AI anxiety and AI learning intention among Chinese university students: a protection motivation theory perspective
Article excerpt
The rapid development of artificial intelligence (AI) has introduced new psychological and educational challenges for university students. In higher education settings, students may perceive AI as a source of employment pressure, skill renewal demands, and future uncertainty, while also regarding…
The rapid development of artificial intelligence (AI) has introduced new psychological and educational challenges for university students. In higher education settings, students may perceive AI as a source of employment pressure, skill renewal demands, and future uncertainty, while also regarding AI learning as an important form of academic and career preparation. Drawing on Protection Motivation Theory (PMT), this study examines the associations among perceived threat severity, perceived threat vulnerability, response efficacy, self-efficacy, AI anxiety, protection motivation, and AI learning intention among Chinese university students. Based on cross-sectional survey data from 350 undergraduates in mainland China, structural equation modeling (SEM) was used to test the proposed relationships, and fuzzy-set qualitative comparative analysis (fsQCA) was further used to identify configurations associated with high AI learning intention. The SEM results indicated good model fit, χ2/df = 1.629, RMSEA = 0.042, TLI = 0.948, CFI = 0.952, and IFI = 0.952. Perceived threat severity and perceived threat vulnerability were positively associated with both AI anxiety and protection motivation.
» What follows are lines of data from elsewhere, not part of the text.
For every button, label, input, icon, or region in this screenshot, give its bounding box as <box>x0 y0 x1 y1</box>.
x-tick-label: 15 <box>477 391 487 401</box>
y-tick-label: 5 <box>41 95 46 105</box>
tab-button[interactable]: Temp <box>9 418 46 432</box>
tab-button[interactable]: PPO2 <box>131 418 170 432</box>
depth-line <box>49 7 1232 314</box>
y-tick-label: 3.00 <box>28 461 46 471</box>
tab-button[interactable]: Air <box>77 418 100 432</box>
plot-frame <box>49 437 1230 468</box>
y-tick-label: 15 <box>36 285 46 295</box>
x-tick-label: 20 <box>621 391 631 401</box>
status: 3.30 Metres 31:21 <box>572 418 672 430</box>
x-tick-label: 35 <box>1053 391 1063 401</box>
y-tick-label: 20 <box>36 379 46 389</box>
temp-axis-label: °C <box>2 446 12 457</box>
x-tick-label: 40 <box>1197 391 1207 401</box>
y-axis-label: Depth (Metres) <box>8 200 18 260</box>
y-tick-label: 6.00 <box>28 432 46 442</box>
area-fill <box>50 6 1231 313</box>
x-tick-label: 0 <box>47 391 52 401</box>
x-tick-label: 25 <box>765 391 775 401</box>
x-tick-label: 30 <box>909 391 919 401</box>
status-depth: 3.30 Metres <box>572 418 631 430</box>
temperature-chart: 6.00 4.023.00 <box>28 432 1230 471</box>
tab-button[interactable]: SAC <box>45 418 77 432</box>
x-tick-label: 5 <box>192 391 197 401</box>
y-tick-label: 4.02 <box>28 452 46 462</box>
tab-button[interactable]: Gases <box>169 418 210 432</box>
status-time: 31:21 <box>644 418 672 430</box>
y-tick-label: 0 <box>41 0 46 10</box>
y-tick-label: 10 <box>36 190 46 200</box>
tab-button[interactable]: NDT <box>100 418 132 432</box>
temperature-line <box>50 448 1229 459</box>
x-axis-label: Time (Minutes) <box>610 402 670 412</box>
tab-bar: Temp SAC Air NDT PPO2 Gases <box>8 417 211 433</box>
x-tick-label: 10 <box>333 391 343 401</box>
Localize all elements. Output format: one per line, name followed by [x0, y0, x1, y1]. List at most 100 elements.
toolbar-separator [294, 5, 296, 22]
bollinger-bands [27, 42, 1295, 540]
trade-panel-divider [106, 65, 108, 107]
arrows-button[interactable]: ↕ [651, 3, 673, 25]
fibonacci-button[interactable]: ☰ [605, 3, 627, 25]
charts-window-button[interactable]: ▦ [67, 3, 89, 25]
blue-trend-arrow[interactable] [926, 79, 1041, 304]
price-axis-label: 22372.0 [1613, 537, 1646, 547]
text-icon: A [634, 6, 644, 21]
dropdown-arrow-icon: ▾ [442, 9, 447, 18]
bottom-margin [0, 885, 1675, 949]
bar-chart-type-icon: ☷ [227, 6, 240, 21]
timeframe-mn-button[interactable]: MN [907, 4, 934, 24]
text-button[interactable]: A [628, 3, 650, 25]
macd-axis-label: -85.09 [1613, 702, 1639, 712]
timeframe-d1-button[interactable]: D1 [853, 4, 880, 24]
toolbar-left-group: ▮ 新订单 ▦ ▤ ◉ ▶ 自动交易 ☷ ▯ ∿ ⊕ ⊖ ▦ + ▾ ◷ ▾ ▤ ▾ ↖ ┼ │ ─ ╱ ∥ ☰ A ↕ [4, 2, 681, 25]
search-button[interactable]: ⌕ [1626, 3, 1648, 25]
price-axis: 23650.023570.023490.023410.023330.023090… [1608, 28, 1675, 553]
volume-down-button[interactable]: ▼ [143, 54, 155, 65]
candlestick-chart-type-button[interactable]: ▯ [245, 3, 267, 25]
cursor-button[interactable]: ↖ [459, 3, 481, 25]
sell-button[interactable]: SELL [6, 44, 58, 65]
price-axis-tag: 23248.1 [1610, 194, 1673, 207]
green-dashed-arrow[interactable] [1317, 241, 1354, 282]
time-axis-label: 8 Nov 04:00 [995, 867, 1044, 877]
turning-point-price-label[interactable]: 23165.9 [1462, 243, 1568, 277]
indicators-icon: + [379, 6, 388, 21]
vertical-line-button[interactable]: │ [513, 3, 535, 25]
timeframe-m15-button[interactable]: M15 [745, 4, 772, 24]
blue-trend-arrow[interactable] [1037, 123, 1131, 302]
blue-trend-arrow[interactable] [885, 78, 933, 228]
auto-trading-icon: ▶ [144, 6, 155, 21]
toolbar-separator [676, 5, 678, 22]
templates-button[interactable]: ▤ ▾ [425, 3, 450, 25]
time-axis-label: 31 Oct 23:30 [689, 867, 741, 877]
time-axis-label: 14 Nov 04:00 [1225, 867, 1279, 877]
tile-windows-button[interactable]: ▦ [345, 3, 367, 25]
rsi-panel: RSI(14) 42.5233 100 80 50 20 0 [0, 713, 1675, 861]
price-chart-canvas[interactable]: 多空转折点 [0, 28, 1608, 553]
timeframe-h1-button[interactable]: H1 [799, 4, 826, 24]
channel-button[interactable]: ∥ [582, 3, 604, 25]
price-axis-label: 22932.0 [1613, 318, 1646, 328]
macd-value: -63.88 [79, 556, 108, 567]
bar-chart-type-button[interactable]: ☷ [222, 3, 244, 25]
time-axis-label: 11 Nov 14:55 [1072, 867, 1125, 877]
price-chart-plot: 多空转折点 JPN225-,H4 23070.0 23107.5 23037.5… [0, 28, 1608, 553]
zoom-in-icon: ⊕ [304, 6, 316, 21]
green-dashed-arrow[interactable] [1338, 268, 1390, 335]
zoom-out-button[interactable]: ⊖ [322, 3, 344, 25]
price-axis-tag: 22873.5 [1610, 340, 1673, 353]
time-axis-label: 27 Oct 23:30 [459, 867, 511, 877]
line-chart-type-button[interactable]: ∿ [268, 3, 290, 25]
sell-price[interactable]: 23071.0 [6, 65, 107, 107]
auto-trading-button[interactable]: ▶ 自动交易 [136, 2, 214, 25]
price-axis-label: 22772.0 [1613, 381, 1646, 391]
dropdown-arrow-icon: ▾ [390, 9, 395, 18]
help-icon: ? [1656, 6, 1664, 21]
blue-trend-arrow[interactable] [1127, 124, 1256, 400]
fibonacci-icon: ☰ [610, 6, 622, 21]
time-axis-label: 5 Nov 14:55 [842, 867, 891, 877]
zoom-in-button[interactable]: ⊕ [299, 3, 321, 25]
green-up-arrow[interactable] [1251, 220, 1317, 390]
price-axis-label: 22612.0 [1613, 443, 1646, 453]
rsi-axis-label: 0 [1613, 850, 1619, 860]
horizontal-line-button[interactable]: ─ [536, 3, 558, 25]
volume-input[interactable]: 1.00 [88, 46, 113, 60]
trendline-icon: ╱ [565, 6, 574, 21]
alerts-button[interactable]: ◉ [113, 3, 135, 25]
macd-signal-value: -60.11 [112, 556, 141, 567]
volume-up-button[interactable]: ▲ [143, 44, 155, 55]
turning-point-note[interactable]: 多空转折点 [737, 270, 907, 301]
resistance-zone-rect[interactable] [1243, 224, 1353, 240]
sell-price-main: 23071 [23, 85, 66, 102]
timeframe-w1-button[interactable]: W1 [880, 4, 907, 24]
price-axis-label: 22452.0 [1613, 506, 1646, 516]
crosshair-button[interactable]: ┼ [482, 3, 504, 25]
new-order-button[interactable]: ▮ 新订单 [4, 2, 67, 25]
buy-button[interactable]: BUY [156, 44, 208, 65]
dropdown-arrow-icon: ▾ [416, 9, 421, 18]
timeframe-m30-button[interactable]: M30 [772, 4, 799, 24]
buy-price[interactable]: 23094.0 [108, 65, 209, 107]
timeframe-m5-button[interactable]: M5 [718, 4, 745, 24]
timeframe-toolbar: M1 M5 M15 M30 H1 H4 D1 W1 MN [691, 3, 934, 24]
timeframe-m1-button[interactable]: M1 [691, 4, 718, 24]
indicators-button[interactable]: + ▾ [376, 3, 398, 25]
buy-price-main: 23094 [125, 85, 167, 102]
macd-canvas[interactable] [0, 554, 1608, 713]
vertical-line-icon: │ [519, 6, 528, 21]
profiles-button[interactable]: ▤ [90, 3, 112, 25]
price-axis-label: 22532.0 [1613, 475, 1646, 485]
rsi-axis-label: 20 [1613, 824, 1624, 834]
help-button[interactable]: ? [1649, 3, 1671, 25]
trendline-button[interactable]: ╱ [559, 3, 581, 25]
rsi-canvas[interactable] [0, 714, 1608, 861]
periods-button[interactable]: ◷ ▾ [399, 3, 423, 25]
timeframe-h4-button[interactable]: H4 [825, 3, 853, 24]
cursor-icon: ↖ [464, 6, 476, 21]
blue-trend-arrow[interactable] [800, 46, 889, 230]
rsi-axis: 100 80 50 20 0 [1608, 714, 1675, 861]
Self-efficacy and AI anxiety were positively associated with protection motivation, whereas response efficacy showed a positive but statistically non-significant direct association with protection motivation. Protection motivation was positively associated with AI learning intention. The mediation results suggested small but statistically significant indirect associations between threat perceptions and protection motivation through AI anxiety. The fsQCA results complemented the SEM findings by identifying multiple configurations associated with high AI learning intention, including an efficacy-motivation configuration, a threat-motivation configuration, and an anxiety-efficacy configuration. These findings suggest that AI learning intention among Chinese university students is associated with the joint presence of threat appraisal, efficacy beliefs, AI anxiety, and protection motivation rather than any single psychological factor. This study contributes incremental evidence to AI learning research by clarifying how cognitive, emotional, and motivational factors are related within a PMT-based framework.